A brief nagging jerk of realism struck him--that now he would have to count the cost of things. Let that wait, let it wait until tomorrow. Tomorrow he would look over his lands, his farms; he would see how Randolph's management had benefited them, and study what more must be done to the still unfinished house. Martha, catching his roving look, interrupted it with a protest.
"Papa, please! Don't begin right away tearing down something and building it over. The house is fine as it is and we all love it--and you are so tired."
"My dear, I should be even more tired with no occupation," he argued. "Of course it will take me some little time to arrange and dispose of all my books and papers. Did they build those shelves I wrote you about in November?"

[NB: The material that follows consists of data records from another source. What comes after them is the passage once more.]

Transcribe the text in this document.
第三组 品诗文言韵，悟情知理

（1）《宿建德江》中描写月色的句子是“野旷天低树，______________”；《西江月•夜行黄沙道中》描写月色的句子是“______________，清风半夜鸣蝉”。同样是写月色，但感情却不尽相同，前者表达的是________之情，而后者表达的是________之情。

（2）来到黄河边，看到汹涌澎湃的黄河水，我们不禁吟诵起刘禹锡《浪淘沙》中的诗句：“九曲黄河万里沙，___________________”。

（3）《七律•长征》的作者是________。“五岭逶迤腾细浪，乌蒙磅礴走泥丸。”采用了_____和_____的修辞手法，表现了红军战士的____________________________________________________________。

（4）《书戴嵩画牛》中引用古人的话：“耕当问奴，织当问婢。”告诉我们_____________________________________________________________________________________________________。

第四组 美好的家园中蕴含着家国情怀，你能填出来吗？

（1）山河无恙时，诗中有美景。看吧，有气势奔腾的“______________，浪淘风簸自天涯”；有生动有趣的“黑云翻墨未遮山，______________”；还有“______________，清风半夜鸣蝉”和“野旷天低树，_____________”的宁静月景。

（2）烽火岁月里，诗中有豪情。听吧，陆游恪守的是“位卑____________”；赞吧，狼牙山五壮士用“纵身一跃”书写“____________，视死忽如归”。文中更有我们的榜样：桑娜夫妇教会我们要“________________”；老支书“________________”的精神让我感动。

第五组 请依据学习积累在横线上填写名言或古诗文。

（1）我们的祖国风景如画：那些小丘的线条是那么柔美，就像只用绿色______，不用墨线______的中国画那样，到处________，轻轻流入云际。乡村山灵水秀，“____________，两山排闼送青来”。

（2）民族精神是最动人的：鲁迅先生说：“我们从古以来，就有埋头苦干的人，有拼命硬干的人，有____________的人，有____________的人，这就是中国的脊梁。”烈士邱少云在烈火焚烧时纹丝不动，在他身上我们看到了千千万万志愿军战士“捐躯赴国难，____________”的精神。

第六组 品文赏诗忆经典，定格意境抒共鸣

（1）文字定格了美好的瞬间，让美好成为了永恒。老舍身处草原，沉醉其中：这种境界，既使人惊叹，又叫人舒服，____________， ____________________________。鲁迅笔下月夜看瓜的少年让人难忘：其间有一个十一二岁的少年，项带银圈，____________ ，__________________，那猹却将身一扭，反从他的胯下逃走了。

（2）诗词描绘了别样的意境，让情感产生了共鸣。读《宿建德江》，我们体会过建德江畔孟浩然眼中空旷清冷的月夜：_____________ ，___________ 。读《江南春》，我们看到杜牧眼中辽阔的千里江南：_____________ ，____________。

"Yes, Papa, come and see. I gave them the drawing you made and I'm quite sure they followed it exactly." She walked ahead of him through the great hall and the narrow passage that led to the southern wing of the house which contained the library, Jefferson's study, and his bedroom, with the bed alcove between and the steep winding stairs to the mezzanine-like second story.
There in the familiar rooms were all the homely things he had missed--his shabby old revolving chair, the painted wooden bench with its leather cushion that just fitted his lean, weary legs, the round revolving table he had had built with the legs set right so that the bench would slide under them and make of table, chair, and bench a comfortable kind of chaise longue with a high back to shut out the drafts. There was his file table with octagonal sides, each side holding a filing drawer labeled with a group of letters, and his high drawing table with drawers and shelves that could be adjusted at any angle.
Beside the library fireplace stood a high-backed leather chair, a pompous and official looking piece of furniture. Jefferson glared at it.
"And how came that thing here?" he demanded.